Certains nient que l’homme soit libre. Tout, disent-ils, est déterminé d’avance : nos choix ne seraient que le produit de causes qui nous échappent, l’hérédité, l’éducation, le cerveau, les circonstances. Ce qu’on croit être un libre choix ne serait qu’une illusion, le sentiment d’une liberté qui n’existe pas. Cette position s’appelle le déterminisme. La raison peut lui répondre. D’abord, nier la liberté revient à se contredire soi-même : celui qui me demande de le croire suppose que je peux peser ses arguments et changer d’avis, donc que je suis libre de juger. Un être entièrement déterminé ne raisonnerait pas, il subirait ses idées sans pouvoir les juger. Ensuite, l’expérience intérieure de la délibération est trop constante et trop forte pour n’être qu’un mirage : nous savons, au moment de choisir, que la décision dépend de nous, et nous le savons mieux que toute théorie qui le nie. Enfin, toute la vie humaine, le droit, la morale, l’éducation, la promesse, le remords, repose sur la conviction que l’homme est responsable. Il est vrai que bien des choses pèsent sur nos choix et les inclinent ; la liberté humaine n’est pas absolue, elle s’exerce dans des conditions, avec des limites. Mais peser n’est pas contraindre : une inclination forte laisse encore place au choix, et c’est précisément le propre de l’homme de pouvoir, dans une certaine mesure, se déterminer malgré ses penchants.
La vraie liberté : le choix du bien
Reste la question la plus importante, et la plus mal comprise. Beaucoup pensent que la liberté consiste à pouvoir faire n’importe quoi, et qu’elle serait d’autant plus grande qu’aucune règle ne la limite. C’est une erreur que la raison peut redresser. La liberté est faite pour le bien. Elle est le pouvoir de choisir, mais ce pouvoir est ordonné à un but, qui est de choisir ce qui est vraiment bon pour l’homme. Pouvoir choisir le mal n’est donc pas la perfection de la liberté, mais sa faiblesse. De même qu’une intelligence qui se trompe use moins bien de sa puissance qu’une intelligence qui atteint le vrai, une volonté qui choisit le mal est une liberté qui se manque, qui rate ce pour quoi elle est faite.
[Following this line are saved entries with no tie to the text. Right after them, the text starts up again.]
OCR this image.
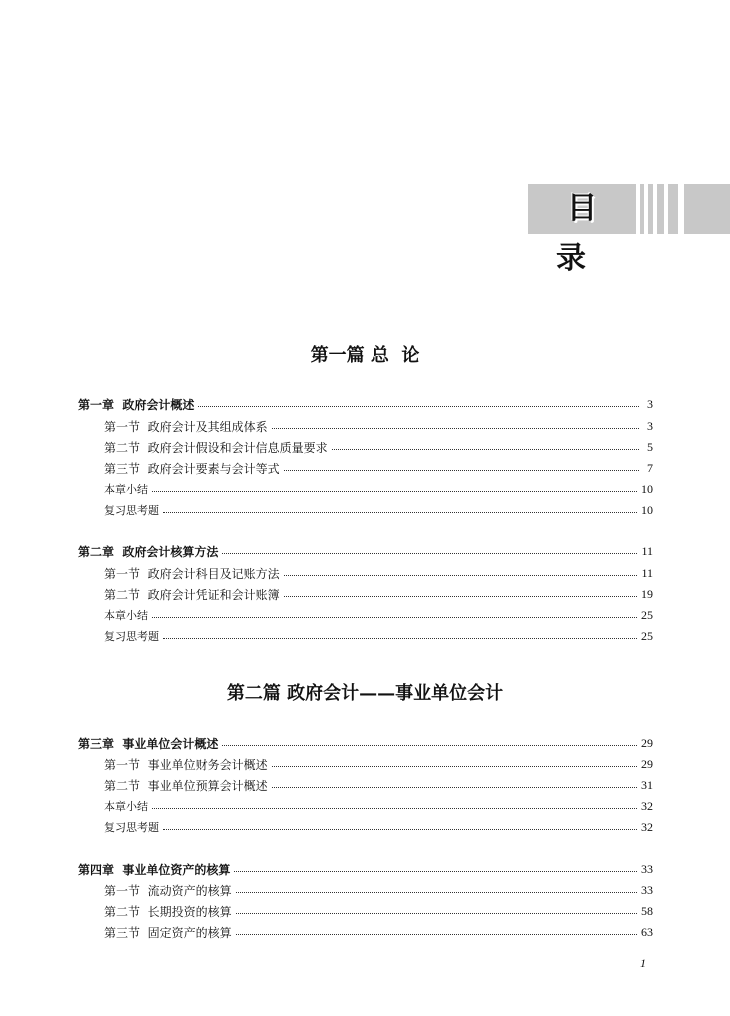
目 录
第一篇 总  论
第一章  政府会计概述	3
第一节  政府会计及其组成体系	3
第二节  政府会计假设和会计信息质量要求	5
第三节  政府会计要素与会计等式	7
本章小结	10
复习思考题	10
第二章  政府会计核算方法	11
第一节  政府会计科目及记账方法	11
第二节  政府会计凭证和会计账簿	19
本章小结	25
复习思考题	25
第二篇 政府会计——事业单位会计
第三章  事业单位会计概述	29
第一节  事业单位财务会计概述	29
第二节  事业单位预算会计概述	31
本章小结	32
复习思考题	32
第四章  事业单位资产的核算	33
第一节  流动资产的核算	33
第二节  长期投资的核算	58
第三节  固定资产的核算	63
1
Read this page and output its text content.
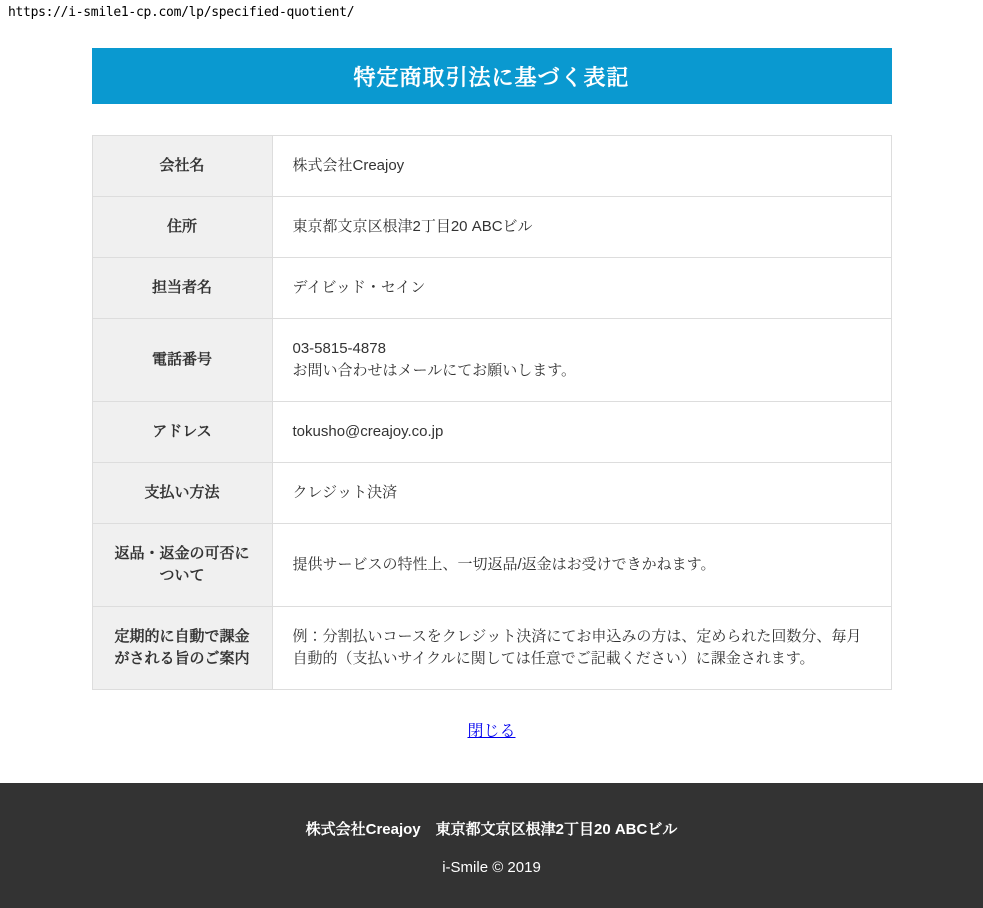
https://i-smile1-cp.com/lp/specified-quotient/
特定商取引法に基づく表記
会社名	株式会社Creajoy

住所	東京都文京区根津2丁目20 ABCビル

担当者名	デイビッド・セイン

電話番号	03-5815-4878
お問い合わせはメールにてお願いします。

アドレス	tokusho@creajoy.co.jp

支払い方法	クレジット決済

返品・返金の可否について	提供サービスの特性上、一切返品/返金はお受けできかねます。

定期的に自動で課金がされる旨のご案内	例：分割払いコースをクレジット決済にてお申込みの方は、定められた回数分、毎月自動的（支払いサイクルに関しては任意でご記載ください）に課金されます。
閉じる

株式会社Creajoy　東京都文京区根津2丁目20 ABCビル

i-Smile © 2019
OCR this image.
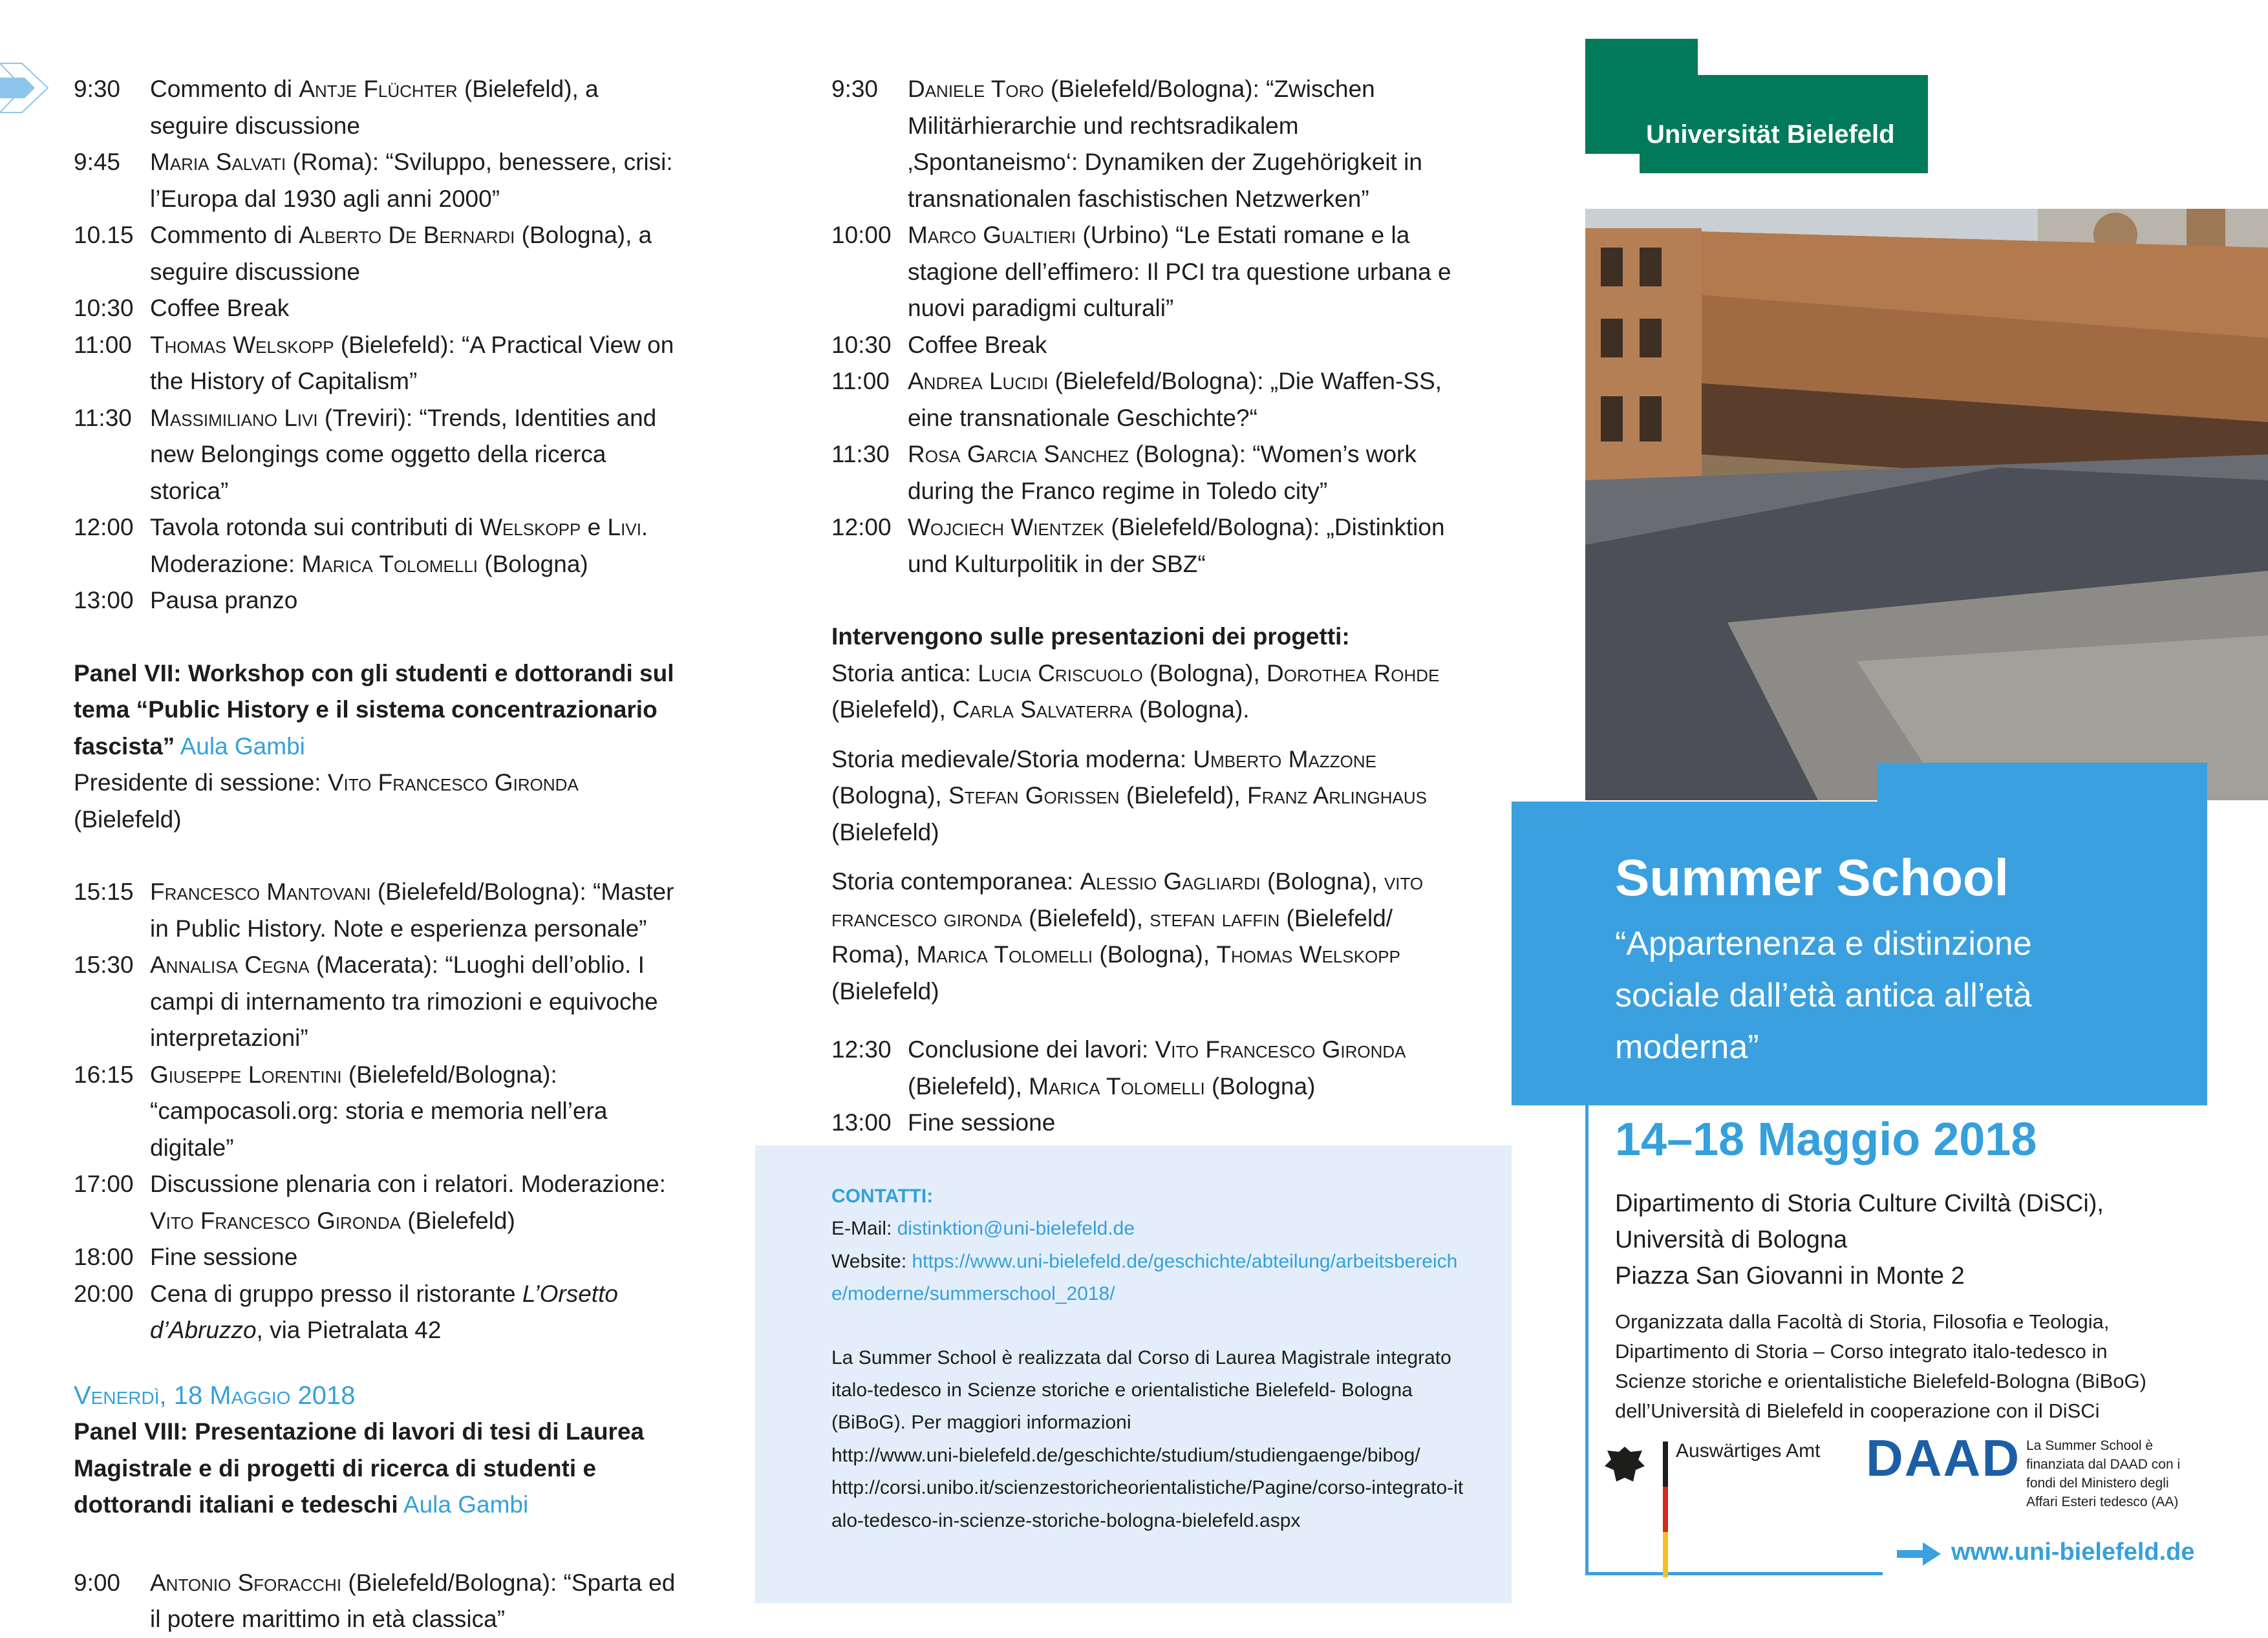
9:30	Commento di Antje Flüchter (Bielefeld), a seguire discussione
9:45	Maria Salvati (Roma): “Sviluppo, benessere, crisi: l’Europa dal 1930 agli anni 2000”
10.15 Commento di Alberto De Bernardi (Bologna), a seguire discussione
10:30 Coffee Break
11:00 Thomas Welskopp (Bielefeld): “A Practical View on the History of Capitalism”
11:30 Massimiliano Livi (Treviri): “Trends, Identities and new Belongings come oggetto della ricerca storica”
12:00 Tavola rotonda sui contributi di Welskopp e Livi.
Moderazione: Marica Tolomelli (Bologna)
13:00 Pausa pranzo
Panel VII: Workshop con gli studenti e dottorandi sul tema “Public History e il sistema concentrazionario fascista” Aula Gambi
Presidente di sessione: Vito Francesco Gironda (Bielefeld)
15:15 Francesco Mantovani (Bielefeld/Bologna): “Master in Public History. Note e esperienza personale”
15:30 Annalisa Cegna (Macerata): “Luoghi dell’oblio. I campi di internamento tra rimozioni e equivoche interpretazioni”
16:15 Giuseppe Lorentini (Bielefeld/Bologna): “campocasoli.org: storia e memoria nell’era digitale”
17:00 Discussione plenaria con i relatori. Moderazione:
Vito Francesco Gironda (Bielefeld)
18:00 Fine sessione
20:00 Cena di gruppo presso il ristorante L’Orsetto d’Abruzzo, via Pietralata 42
Venerdì, 18 Maggio 2018
Panel VIII: Presentazione di lavori di tesi di Laurea Magistrale e di progetti di ricerca di studenti e dottorandi italiani e tedeschi Aula Gambi
9:00	Antonio Sforacchi (Bielefeld/Bologna): “Sparta ed il potere marittimo in età classica”
9:30	Daniele Toro (Bielefeld/Bologna): “Zwischen Militärhierarchie und rechtsradikalem ‚Spontaneismo‘: Dynamiken der Zugehörigkeit in transnationalen faschistischen Netzwerken”
10:00 Marco Gualtieri (Urbino) “Le Estati romane e la stagione dell’effimero: Il PCI tra questione urbana e nuovi paradigmi culturali”
10:30 Coffee Break
11:00 Andrea Lucidi (Bielefeld/Bologna): „Die Waffen-SS, eine transnationale Geschichte?“
11:30 Rosa Garcia Sanchez (Bologna): “Women’s work during the Franco regime in Toledo city”
12:00 Wojciech Wientzek (Bielefeld/Bologna): „Distinktion und Kulturpolitik in der SBZ“
Intervengono sulle presentazioni dei progetti:

Storia antica: Lucia Criscuolo (Bologna), Dorothea Rohde (Bielefeld), Carla Salvaterra (Bologna).

Storia medievale/Storia moderna: Umberto Mazzone (Bologna), Stefan Gorißen (Bielefeld), Franz Arlinghaus (Bielefeld)

Storia contemporanea: Alessio Gagliardi (Bologna), vito francesco gironda (Bielefeld), stefan laffin (Bielefeld/ Roma), Marica Tolomelli (Bologna), Thomas Welskopp (Bielefeld)

12:30 Conclusione dei lavori: Vito Francesco Gironda (Bielefeld), Marica Tolomelli (Bologna)
13:00 Fine sessione
CONTATTI:
E-Mail: distinktion@uni-bielefeld.de
Website: https://www.uni-bielefeld.de/geschichte/abteilung/arbeitsbereiche/moderne/summerschool_2018/
La Summer School è realizzata dal Corso di Laurea Magistrale integrato italo-tedesco in Scienze storiche e orientalistiche Bielefeld- Bologna (BiBoG). Per maggiori informazioni
http://www.uni-bielefeld.de/geschichte/studium/studiengaenge/bibog/
http://corsi.unibo.it/scienzestoricheorientalistiche/Pagine/corso-integrato-italo-tedesco-in-scienze-storiche-bologna-bielefeld.aspx
Universität Bielefeld
Summer School
“Appartenenza e distinzione sociale dall’età antica all’età moderna”
14–18 Maggio 2018
Dipartimento di Storia Culture Civiltà (DiSCi),
Università di Bologna
Piazza San Giovanni in Monte 2
Organizzata dalla Facoltà di Storia, Filosofia e Teologia, Dipartimento di Storia – Corso integrato italo-tedesco in Scienze storiche e orientalistiche Bielefeld-Bologna (BiBoG) dell’Università di Bielefeld in cooperazione con il DiSCi
Auswärtiges Amt DAAD La Summer School è finanziata dal DAAD con i fondi del Ministero degli Affari Esteri tedesco (AA)
www.uni-bielefeld.de
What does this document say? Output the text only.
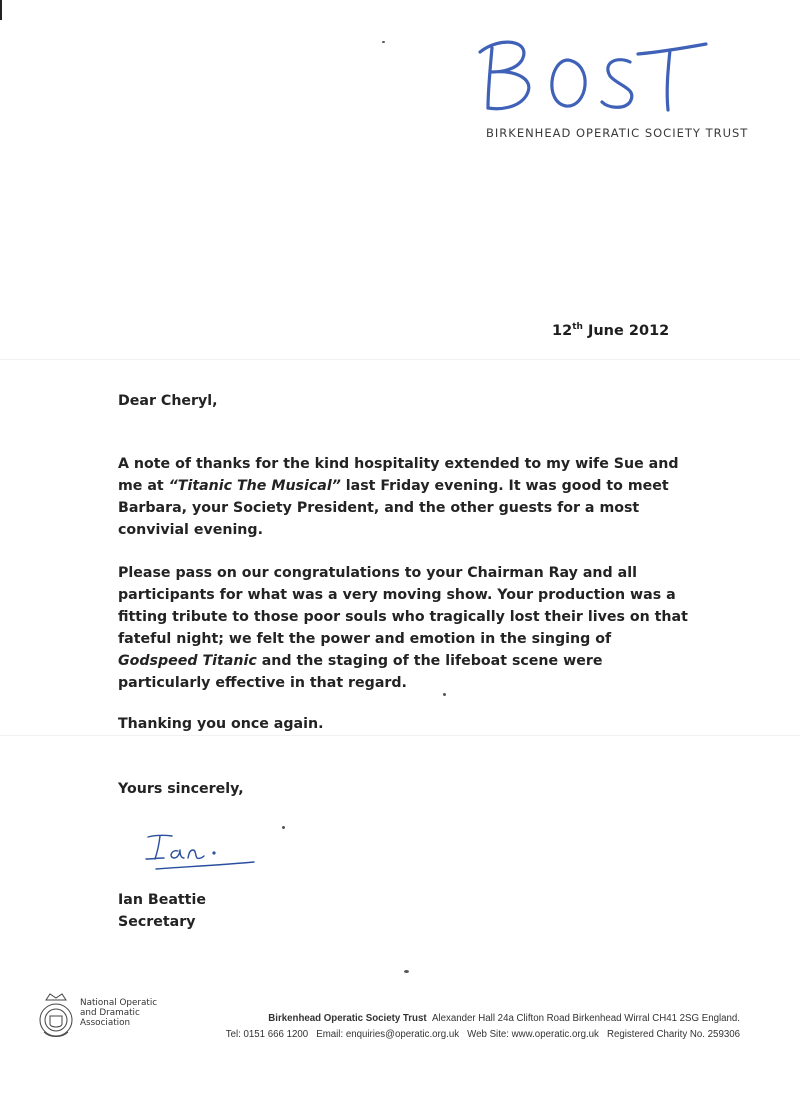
BIRKENHEAD OPERATIC SOCIETY TRUST
12th June 2012
Dear Cheryl,
A note of thanks for the kind hospitality extended to my wife Sue and me at “Titanic The Musical” last Friday evening. It was good to meet Barbara, your Society President, and the other guests for a most convivial evening.
Please pass on our congratulations to your Chairman Ray and all participants for what was a very moving show. Your production was a fitting tribute to those poor souls who tragically lost their lives on that fateful night; we felt the power and emotion in the singing of Godspeed Titanic and the staging of the lifeboat scene were particularly effective in that regard.
Thanking you once again.
Yours sincerely,
Ian Beattie
Secretary
National Operatic and Dramatic Association	Birkenhead Operatic Society Trust Alexander Hall 24a Clifton Road Birkenhead Wirral CH41 2SG England.
Tel: 0151 666 1200 Email: enquiries@operatic.org.uk Web Site: www.operatic.org.uk Registered Charity No. 259306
L’expérience le confirme : le mal, loin de libérer, asservit. Celui qui s’adonne à une passion mauvaise en devient peu à peu l’esclave ; le menteur est prisonnier de ses mensonges, l’homme dominé par un vice perd la maîtrise de lui-même qu’il croyait élargir. Plus on choisit le mal, moins on est capable de choisir autre chose : la liberté se rétrécit à mesure qu’on en abuse. À l’inverse, l’homme qui choisit le bien se rend de plus en plus maître de lui, plus capable d’aimer, de donner, de tenir. C’est en cela que la vraie liberté grandit. Le Christ l’a dit avec force : « Quiconque se livre au péché est esclave du péché. » Jean 8:34. Le péché se présente comme une libération et se révèle une servitude. Et la liberté véritable, celle qui rend l’homme pleinement maître de lui et capable du bien, est un fruit que le Christ vient donner : « Si donc le Fils vous affranchit, vous serez vraiment libres. » Jean 8:36. Ainsi la raison et la foi se rejoignent : être libre, ce n’est pas faire ce qu’on veut, c’est devenir capable de vouloir et de faire le bien. La liberté n’est pleinement elle-même que tournée vers ce pour quoi elle est faite.